President Donald Trump said he was appointing former National Security Advisor Mike Waltz as the next American ambassador to the United Nations.
“In his time in uniform on the battlefield, in Congress and, as a national security advisor, Mike Waltz worked hard to put the interests of our nation,” wrote Trump.
The announcement comes after several American media reported that Waltz should leave the administration during the first major reshuffle of Trump's second mandate.

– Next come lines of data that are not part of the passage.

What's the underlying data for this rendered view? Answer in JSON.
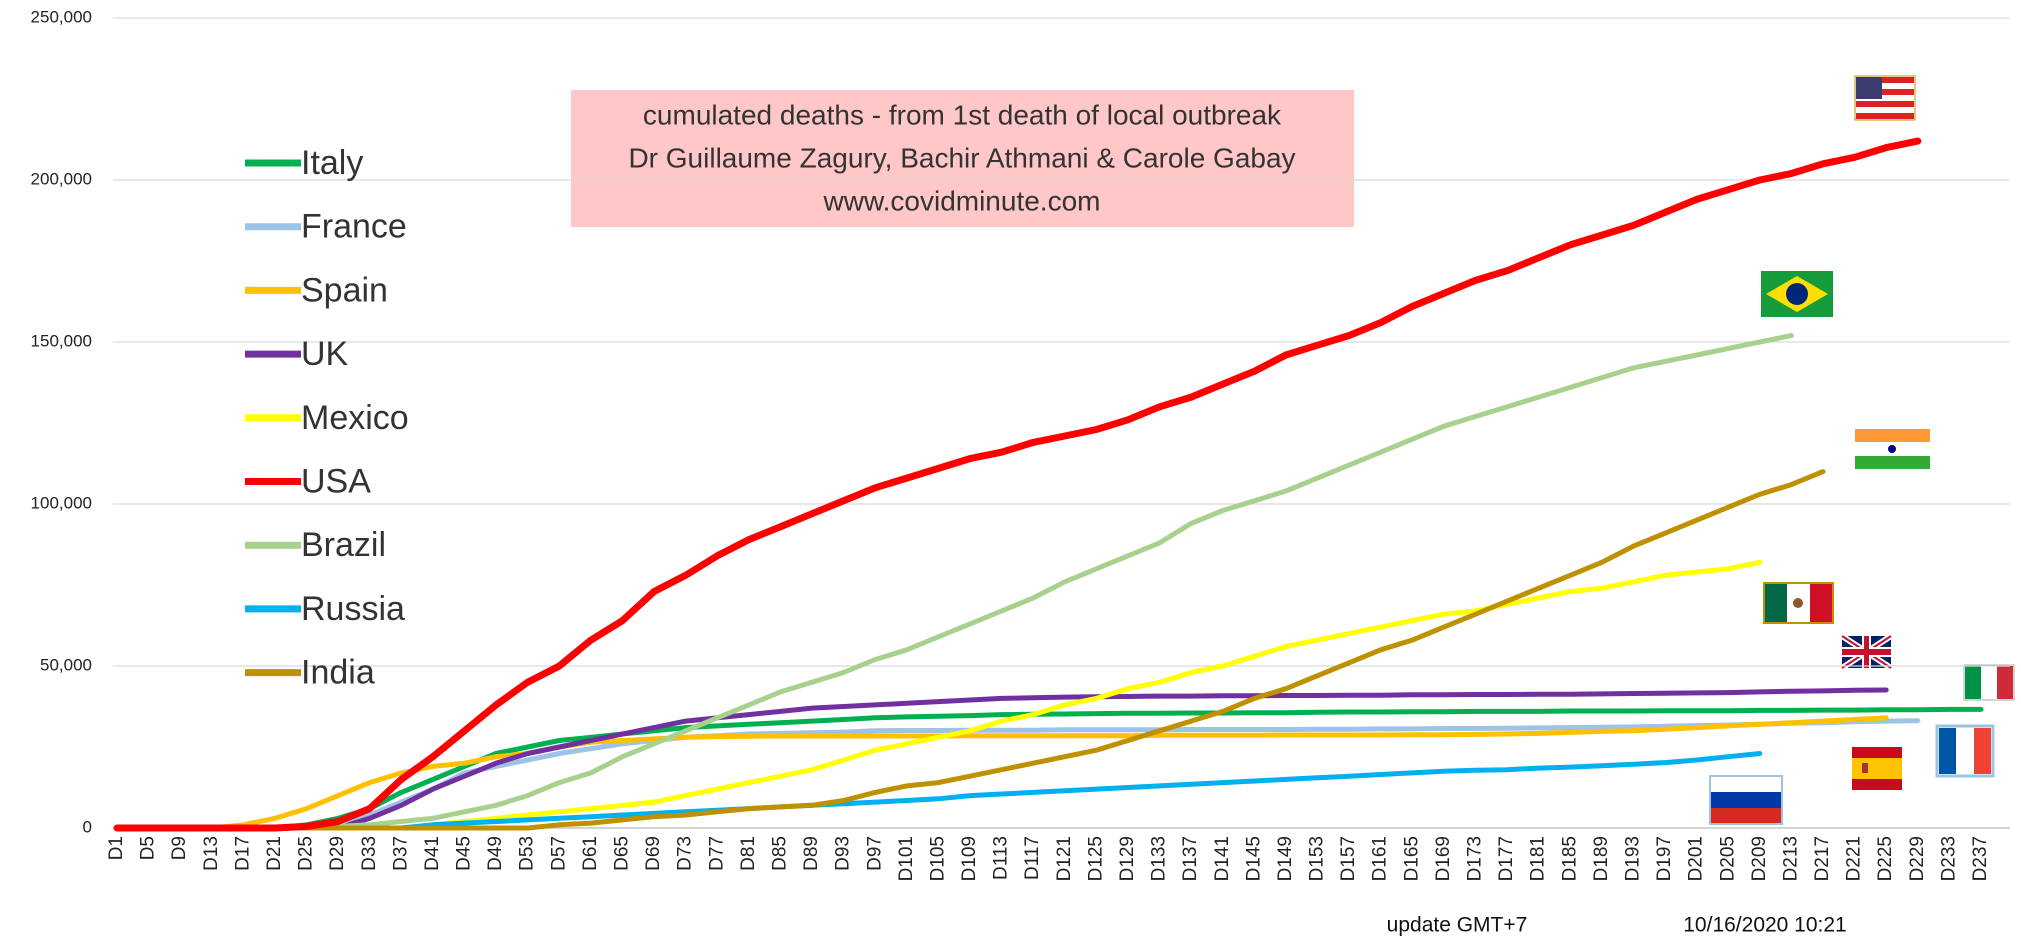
{
  "chart_data": {
    "type": "line",
    "title": [
      "cumulated deaths - from 1st death  of local outbreak",
      "Dr Guillaume Zagury, Bachir Athmani & Carole Gabay",
      "www.covidminute.com"
    ],
    "annotations": [
      "update GMT+7",
      "10/16/2020 10:21"
    ],
    "categories": [
      "D1",
      "D5",
      "D9",
      "D13",
      "D17",
      "D21",
      "D25",
      "D29",
      "D33",
      "D37",
      "D41",
      "D45",
      "D49",
      "D53",
      "D57",
      "D61",
      "D65",
      "D69",
      "D73",
      "D77",
      "D81",
      "D85",
      "D89",
      "D93",
      "D97",
      "D101",
      "D105",
      "D109",
      "D113",
      "D117",
      "D121",
      "D125",
      "D129",
      "D133",
      "D137",
      "D141",
      "D145",
      "D149",
      "D153",
      "D157",
      "D161",
      "D165",
      "D169",
      "D173",
      "D177",
      "D181",
      "D185",
      "D189",
      "D193",
      "D197",
      "D201",
      "D205",
      "D209",
      "D213",
      "D217",
      "D221",
      "D225",
      "D229",
      "D233",
      "D237"
    ],
    "ylim": [
      0,
      250000
    ],
    "yticks": [
      0,
      {
        "value": 50000,
        "label": "50,000"
      },
      {
        "value": 100000,
        "label": "100,000"
      },
      {
        "value": 150000,
        "label": "150,000"
      },
      {
        "value": 200000,
        "label": "200,000"
      },
      {
        "value": 250000,
        "label": "250,000"
      }
    ],
    "grid": true,
    "legend_position": "upper left",
    "series": [
      {
        "name": "Italy",
        "color": "#00b050",
        "values": [
          0,
          0,
          0,
          0,
          0,
          0,
          1000,
          3000,
          6000,
          11000,
          15000,
          19000,
          23000,
          25000,
          27000,
          28000,
          29000,
          30000,
          31000,
          31500,
          32000,
          32500,
          33000,
          33500,
          34000,
          34300,
          34500,
          34700,
          35000,
          35100,
          35200,
          35300,
          35400,
          35400,
          35500,
          35500,
          35600,
          35600,
          35700,
          35800,
          35800,
          35900,
          35900,
          36000,
          36000,
          36000,
          36100,
          36100,
          36100,
          36200,
          36200,
          36200,
          36300,
          36300,
          36400,
          36400,
          36500,
          36500,
          36600,
          36600
        ]
      },
      {
        "name": "France",
        "color": "#9dc3e6",
        "values": [
          0,
          0,
          0,
          0,
          0,
          0,
          0,
          2000,
          4000,
          8000,
          12000,
          17000,
          19000,
          21000,
          23000,
          24500,
          26000,
          27000,
          28000,
          28500,
          29000,
          29200,
          29400,
          29600,
          30000,
          30100,
          30100,
          30200,
          30200,
          30200,
          30300,
          30300,
          30300,
          30300,
          30400,
          30400,
          30400,
          30400,
          30500,
          30500,
          30600,
          30600,
          30700,
          30700,
          30800,
          30900,
          31000,
          31100,
          31200,
          31400,
          31600,
          31800,
          32000,
          32300,
          32500,
          32800,
          33000,
          33100,
          null,
          null
        ]
      },
      {
        "name": "Spain",
        "color": "#ffc000",
        "values": [
          0,
          0,
          0,
          0,
          1000,
          3000,
          6000,
          10000,
          14000,
          17000,
          19000,
          20000,
          22000,
          23000,
          25000,
          26500,
          27000,
          27500,
          28000,
          28200,
          28300,
          28400,
          28400,
          28400,
          28400,
          28400,
          28400,
          28500,
          28500,
          28500,
          28500,
          28500,
          28500,
          28600,
          28600,
          28600,
          28600,
          28700,
          28700,
          28700,
          28700,
          28800,
          28800,
          28900,
          29000,
          29200,
          29500,
          29800,
          30000,
          30500,
          31000,
          31500,
          32000,
          32500,
          33000,
          33500,
          34000,
          null,
          null,
          null
        ]
      },
      {
        "name": "UK",
        "color": "#7030a0",
        "values": [
          0,
          0,
          0,
          0,
          0,
          0,
          0,
          0,
          3000,
          7000,
          12000,
          16000,
          20000,
          23000,
          25000,
          27000,
          29000,
          31000,
          33000,
          34000,
          35000,
          36000,
          37000,
          37500,
          38000,
          38500,
          39000,
          39500,
          40000,
          40200,
          40400,
          40500,
          40600,
          40700,
          40700,
          40800,
          40800,
          40900,
          40900,
          41000,
          41000,
          41100,
          41100,
          41200,
          41200,
          41300,
          41300,
          41400,
          41500,
          41600,
          41700,
          41800,
          42000,
          42200,
          42300,
          42500,
          42600,
          null,
          null,
          null
        ]
      },
      {
        "name": "Mexico",
        "color": "#ffff00",
        "values": [
          0,
          0,
          0,
          0,
          0,
          0,
          0,
          0,
          0,
          0,
          1000,
          2000,
          3000,
          4000,
          5000,
          6000,
          7000,
          8000,
          10000,
          12000,
          14000,
          16000,
          18000,
          21000,
          24000,
          26000,
          28000,
          30000,
          33000,
          35000,
          38000,
          40000,
          43000,
          45000,
          48000,
          50000,
          53000,
          56000,
          58000,
          60000,
          62000,
          64000,
          66000,
          67000,
          69000,
          71000,
          73000,
          74000,
          76000,
          78000,
          79000,
          80000,
          82000,
          null,
          null,
          null,
          null,
          null,
          null,
          null
        ]
      },
      {
        "name": "USA",
        "color": "#ff0000",
        "values": [
          0,
          0,
          0,
          0,
          0,
          0,
          500,
          2000,
          6000,
          15000,
          22000,
          30000,
          38000,
          45000,
          50000,
          58000,
          64000,
          73000,
          78000,
          84000,
          89000,
          93000,
          97000,
          101000,
          105000,
          108000,
          111000,
          114000,
          116000,
          119000,
          121000,
          123000,
          126000,
          130000,
          133000,
          137000,
          141000,
          146000,
          149000,
          152000,
          156000,
          161000,
          165000,
          169000,
          172000,
          176000,
          180000,
          183000,
          186000,
          190000,
          194000,
          197000,
          200000,
          202000,
          205000,
          207000,
          210000,
          212000,
          null,
          null
        ]
      },
      {
        "name": "Brazil",
        "color": "#a9d18e",
        "values": [
          0,
          0,
          0,
          0,
          0,
          0,
          0,
          500,
          1000,
          2000,
          3000,
          5000,
          7000,
          10000,
          14000,
          17000,
          22000,
          26000,
          30000,
          34000,
          38000,
          42000,
          45000,
          48000,
          52000,
          55000,
          59000,
          63000,
          67000,
          71000,
          76000,
          80000,
          84000,
          88000,
          94000,
          98000,
          101000,
          104000,
          108000,
          112000,
          116000,
          120000,
          124000,
          127000,
          130000,
          133000,
          136000,
          139000,
          142000,
          144000,
          146000,
          148000,
          150000,
          152000,
          null,
          null,
          null,
          null,
          null,
          null
        ]
      },
      {
        "name": "Russia",
        "color": "#00b0f0",
        "values": [
          0,
          0,
          0,
          0,
          0,
          0,
          0,
          0,
          0,
          0,
          1000,
          1500,
          2000,
          2500,
          3000,
          3500,
          4000,
          4500,
          5000,
          5500,
          6000,
          6500,
          7000,
          7500,
          8000,
          8500,
          9000,
          10000,
          10500,
          11000,
          11500,
          12000,
          12500,
          13000,
          13500,
          14000,
          14500,
          15000,
          15500,
          16000,
          16500,
          17000,
          17500,
          17800,
          18000,
          18500,
          18800,
          19200,
          19700,
          20200,
          21000,
          22000,
          23000,
          null,
          null,
          null,
          null,
          null,
          null,
          null
        ]
      },
      {
        "name": "India",
        "color": "#bf9000",
        "values": [
          0,
          0,
          0,
          0,
          0,
          0,
          0,
          0,
          0,
          0,
          0,
          0,
          0,
          0,
          1000,
          1500,
          2500,
          3500,
          4000,
          5000,
          6000,
          6500,
          7000,
          8500,
          11000,
          13000,
          14000,
          16000,
          18000,
          20000,
          22000,
          24000,
          27000,
          30000,
          33000,
          36000,
          40000,
          43000,
          47000,
          51000,
          55000,
          58000,
          62000,
          66000,
          70000,
          74000,
          78000,
          82000,
          87000,
          91000,
          95000,
          99000,
          103000,
          106000,
          110000,
          null,
          null,
          null,
          null,
          null
        ]
      }
    ]
  }
}
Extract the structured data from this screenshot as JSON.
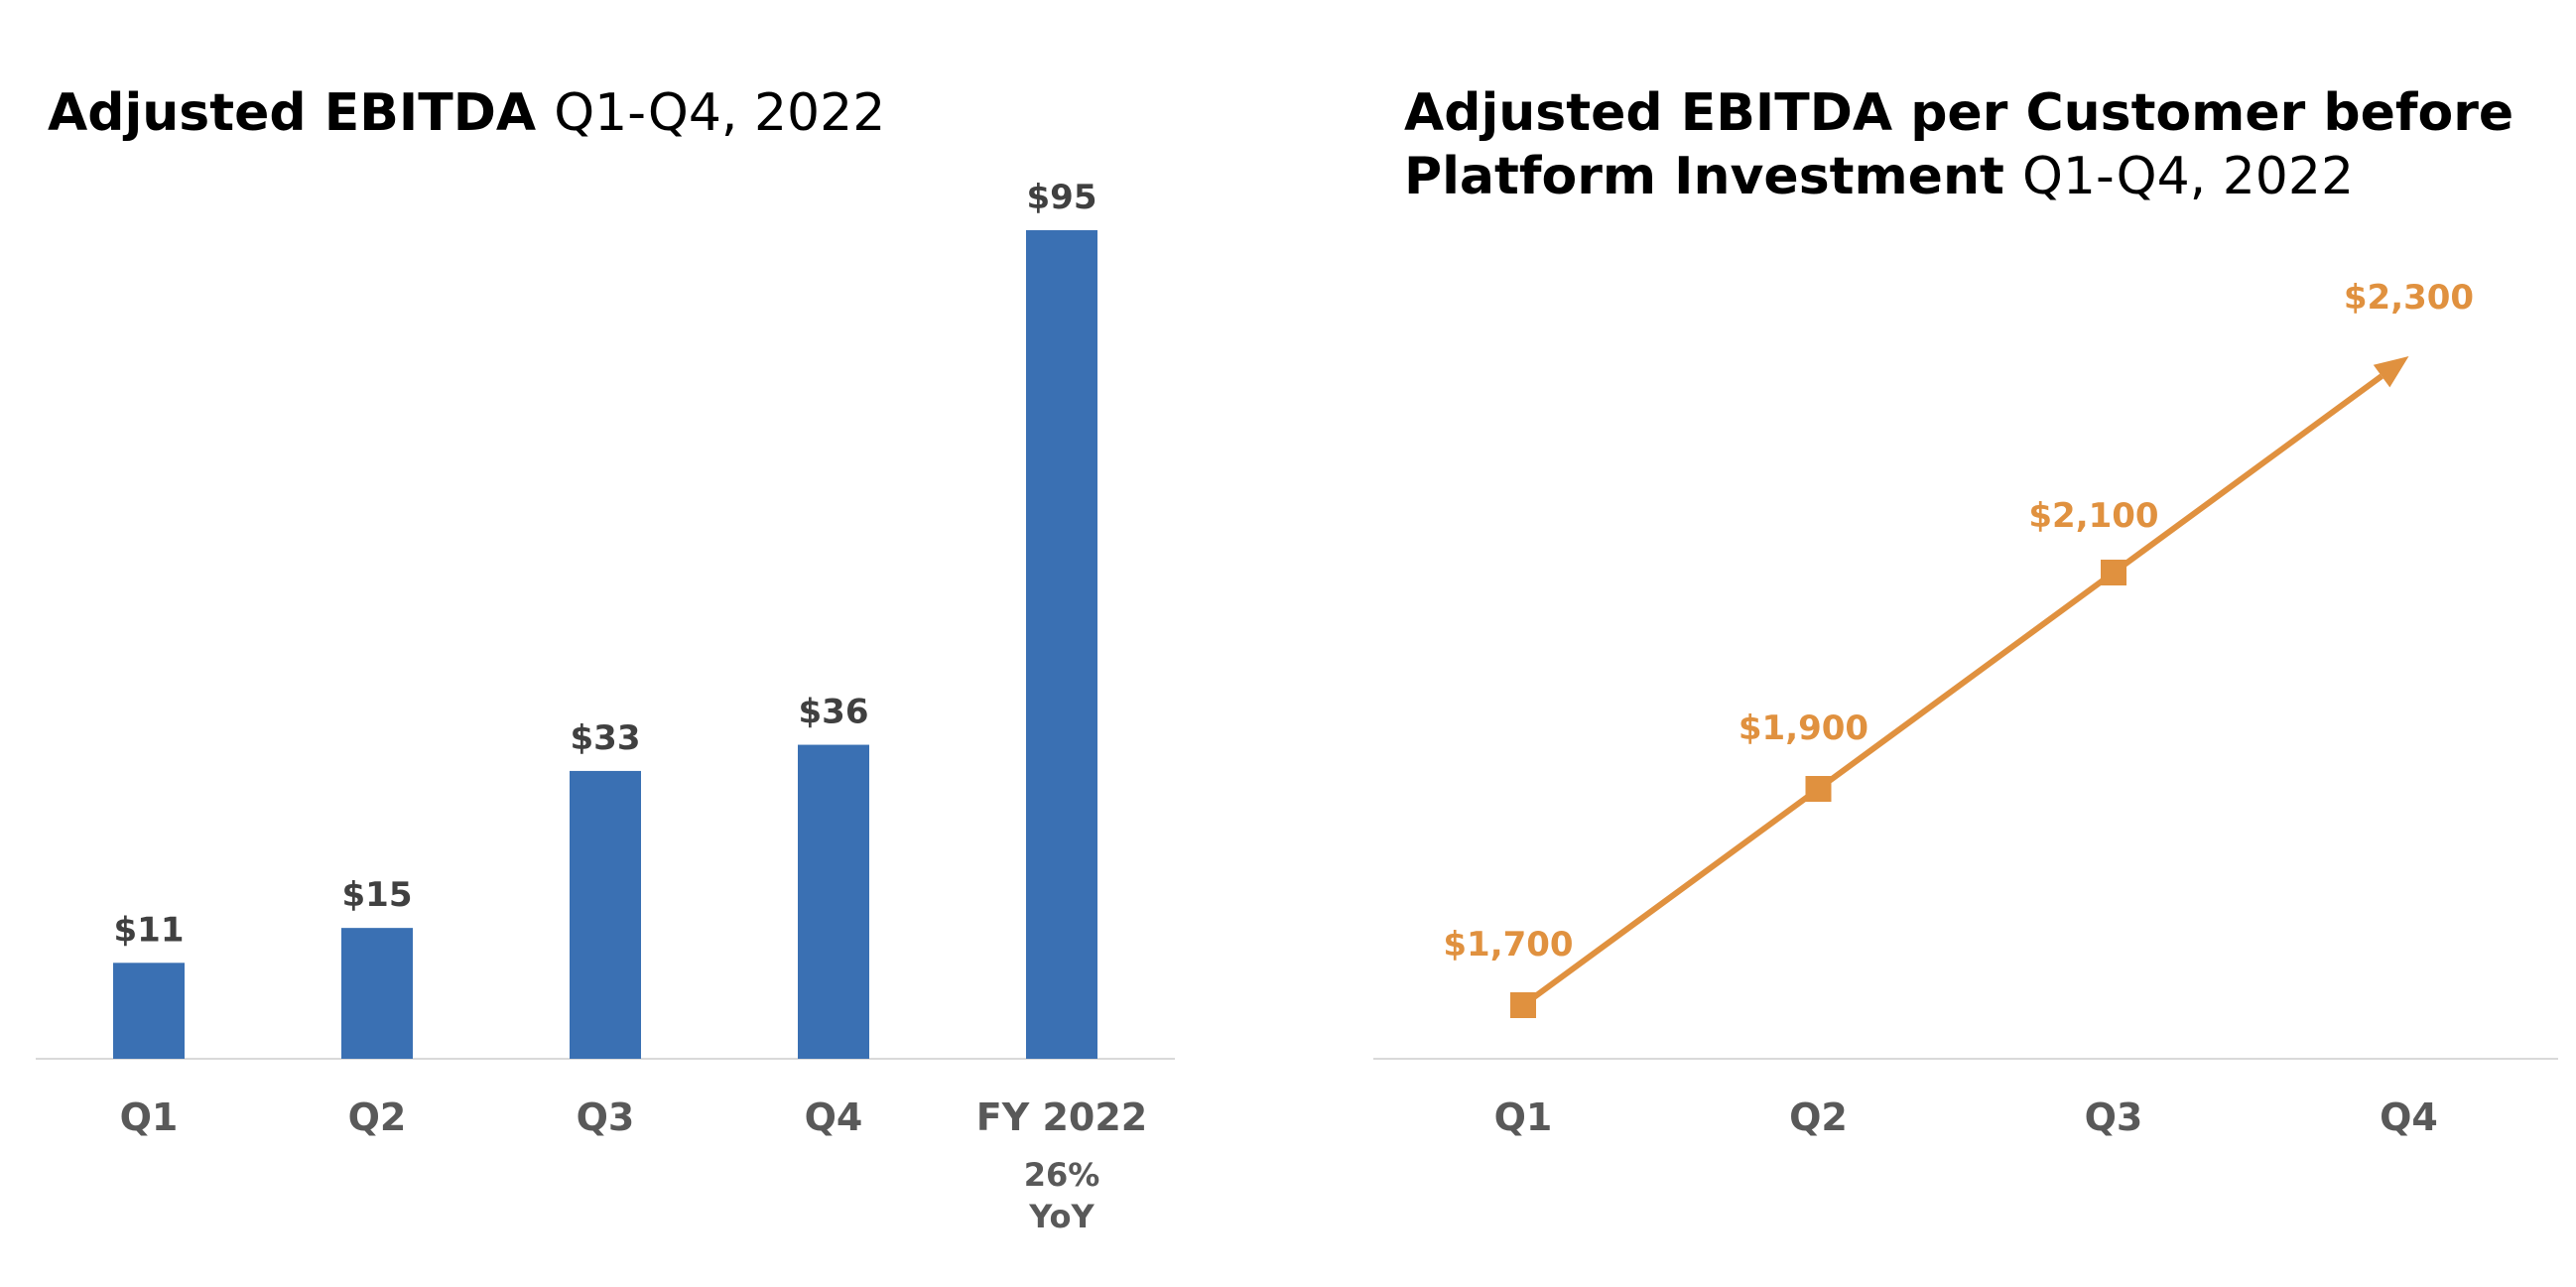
{
  "colors": {
    "bar": "#3A70B3",
    "line": "#E0913F",
    "axis": "#D9D9D9",
    "label": "#404040",
    "tick": "#595959"
  },
  "chart_data": [
    {
      "type": "bar",
      "title_bold": "Adjusted EBITDA",
      "title_light": "Q1-Q4, 2022",
      "categories": [
        "Q1",
        "Q2",
        "Q3",
        "Q4",
        "FY 2022"
      ],
      "values": [
        11,
        15,
        33,
        36,
        95
      ],
      "data_labels": [
        "$11",
        "$15",
        "$33",
        "$36",
        "$95"
      ],
      "ylim": [
        0,
        100
      ],
      "annotation": {
        "category": "FY 2022",
        "lines": [
          "26%",
          "YoY"
        ]
      },
      "xlabel": "",
      "ylabel": "",
      "grid": false
    },
    {
      "type": "line",
      "title_bold": "Adjusted EBITDA per Customer before Platform Investment",
      "title_light": "Q1-Q4, 2022",
      "categories": [
        "Q1",
        "Q2",
        "Q3",
        "Q4"
      ],
      "values": [
        1700,
        1900,
        2100,
        2300
      ],
      "data_labels": [
        "$1,700",
        "$1,900",
        "$2,100",
        "$2,300"
      ],
      "ylim": [
        1600,
        2400
      ],
      "last_point_marker": "arrow",
      "xlabel": "",
      "ylabel": "",
      "grid": false
    }
  ]
}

Waltz was the subject of a meticulous examination in March after emerging that it had created a discussion group on the signal messaging application and inadvertently added the journalist of the Atlantic Jeffrey Goldberg.
The discussion group was used to discuss the planning of a sensitive military operation of March 15 against Houthi activists in Yemen.
The signal chain has also shown that the Secretary of Defense Pete Hegseth providing the exact calendars of Warplane launches and when the bombs are falling.
Waltz had previously assured the “full responsibility” for the construction of the chain of messages and the administration officials described the episode as an “error” but one which caused Americans without difficulty.
Waltz argued that he did not know how Goldberg ended up in the messaging channel and insisted that he did not know the journalist.
Waltz MP, Alex Wong, also had to leave to leave, according to the sources that spoke under the cover of anonymity to discuss a staff move not yet made public.
The National Security Council did not respond to a request for comments.
Waltz, who served in the room representing the Florida for three mandates before its elevation at the White House, is the most eminent administration responsible for leaving since Trump returned to the White House.